PTA: In Asia, prices were down $0.03/lb just yesterday. Buyers are staying out of the market, and this is leading to even lower export pricing to the US.

EG: Production costs are moving lower in all naphtha based regions. Naphtha pricing is down nearly 18% since September.

There has not been any production news on BP’s PTA line, which is still expected to resume by early November. It will not be fully operational at that time, but it should be able to satisfy the requirements of the market. Until then, the imports should get the job done. Full capacity will not likely be reached until 2015.

Overall production costs on the month are expected to be down as much as $0.03/lb. However, official PX settlements have not been heard at this time.

Demand has been average, and buyers can turn to imports from Asia. Current imported material can be delivered at ~$0.70/lb.

PET pricing in Europe is starting to edge lower. Current demand levels are being outpaced by supply, especially with new capacity coming online and the winter offseason approaching. PX settlements so far this month have been flat to down. Recent developments in the energy markets will add even further pressure for reductions.

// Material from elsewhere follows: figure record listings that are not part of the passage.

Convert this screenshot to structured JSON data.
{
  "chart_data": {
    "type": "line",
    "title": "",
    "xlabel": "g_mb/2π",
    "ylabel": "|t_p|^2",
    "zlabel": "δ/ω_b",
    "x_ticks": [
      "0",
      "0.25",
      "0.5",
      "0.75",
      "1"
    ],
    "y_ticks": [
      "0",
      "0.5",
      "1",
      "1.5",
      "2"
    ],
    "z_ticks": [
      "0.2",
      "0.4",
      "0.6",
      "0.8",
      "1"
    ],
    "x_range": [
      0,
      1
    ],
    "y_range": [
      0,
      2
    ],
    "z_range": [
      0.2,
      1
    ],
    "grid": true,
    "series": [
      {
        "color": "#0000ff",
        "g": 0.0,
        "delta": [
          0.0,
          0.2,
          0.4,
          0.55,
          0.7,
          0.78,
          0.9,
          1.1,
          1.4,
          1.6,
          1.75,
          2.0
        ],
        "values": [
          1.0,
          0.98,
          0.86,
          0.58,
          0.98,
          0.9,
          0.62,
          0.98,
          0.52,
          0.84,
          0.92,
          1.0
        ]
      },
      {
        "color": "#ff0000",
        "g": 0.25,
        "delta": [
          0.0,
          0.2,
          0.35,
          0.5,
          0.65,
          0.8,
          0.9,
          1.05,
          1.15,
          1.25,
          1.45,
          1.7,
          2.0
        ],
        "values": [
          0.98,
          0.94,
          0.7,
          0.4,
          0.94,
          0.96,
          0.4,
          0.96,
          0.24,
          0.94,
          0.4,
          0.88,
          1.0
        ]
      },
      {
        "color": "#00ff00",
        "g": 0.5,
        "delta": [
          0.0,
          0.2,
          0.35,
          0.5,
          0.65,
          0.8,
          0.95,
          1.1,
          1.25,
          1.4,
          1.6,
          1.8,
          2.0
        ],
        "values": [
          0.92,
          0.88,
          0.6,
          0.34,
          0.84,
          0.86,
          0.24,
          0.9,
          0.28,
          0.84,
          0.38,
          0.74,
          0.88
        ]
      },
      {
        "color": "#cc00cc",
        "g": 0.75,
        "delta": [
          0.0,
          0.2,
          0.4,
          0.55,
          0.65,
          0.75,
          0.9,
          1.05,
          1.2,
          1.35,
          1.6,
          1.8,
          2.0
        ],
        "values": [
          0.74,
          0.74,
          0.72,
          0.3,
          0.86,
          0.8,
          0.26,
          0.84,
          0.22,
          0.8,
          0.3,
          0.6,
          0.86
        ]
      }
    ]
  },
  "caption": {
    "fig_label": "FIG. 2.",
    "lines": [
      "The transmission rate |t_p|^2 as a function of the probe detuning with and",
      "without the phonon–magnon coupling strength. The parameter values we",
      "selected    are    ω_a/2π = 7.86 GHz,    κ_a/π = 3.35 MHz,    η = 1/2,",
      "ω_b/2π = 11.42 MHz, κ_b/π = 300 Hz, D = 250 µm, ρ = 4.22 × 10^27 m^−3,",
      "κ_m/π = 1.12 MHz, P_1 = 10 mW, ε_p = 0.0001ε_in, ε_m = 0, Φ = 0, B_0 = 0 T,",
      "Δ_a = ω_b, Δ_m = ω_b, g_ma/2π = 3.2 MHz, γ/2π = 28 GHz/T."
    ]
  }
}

During the next couple of months, the cost to produce PET in the US will likely see more declines. Based on the potential for even lower PX prices and softer demand, as much as $0.05/lb could come out of the market by the end of the year.

RTi PET Outlook and Suggested Action Strategies

30 Days: Imported material and weakening costs for PET producers should move the domestic market lower this month. The amount will depend largely on the PX settlement, which could be in the neighborhood of a $0.04/lb decrease. At this time, as much as $0.03/lb could come off of PET. 60/90 Days: The only thing that looks like it could cause a price increase in the next few months is if BP cannot get their PTA line operational. Assuming it starts smoothly and promptly, PET decreases of as much as $0.05/lb are projected to close out the year.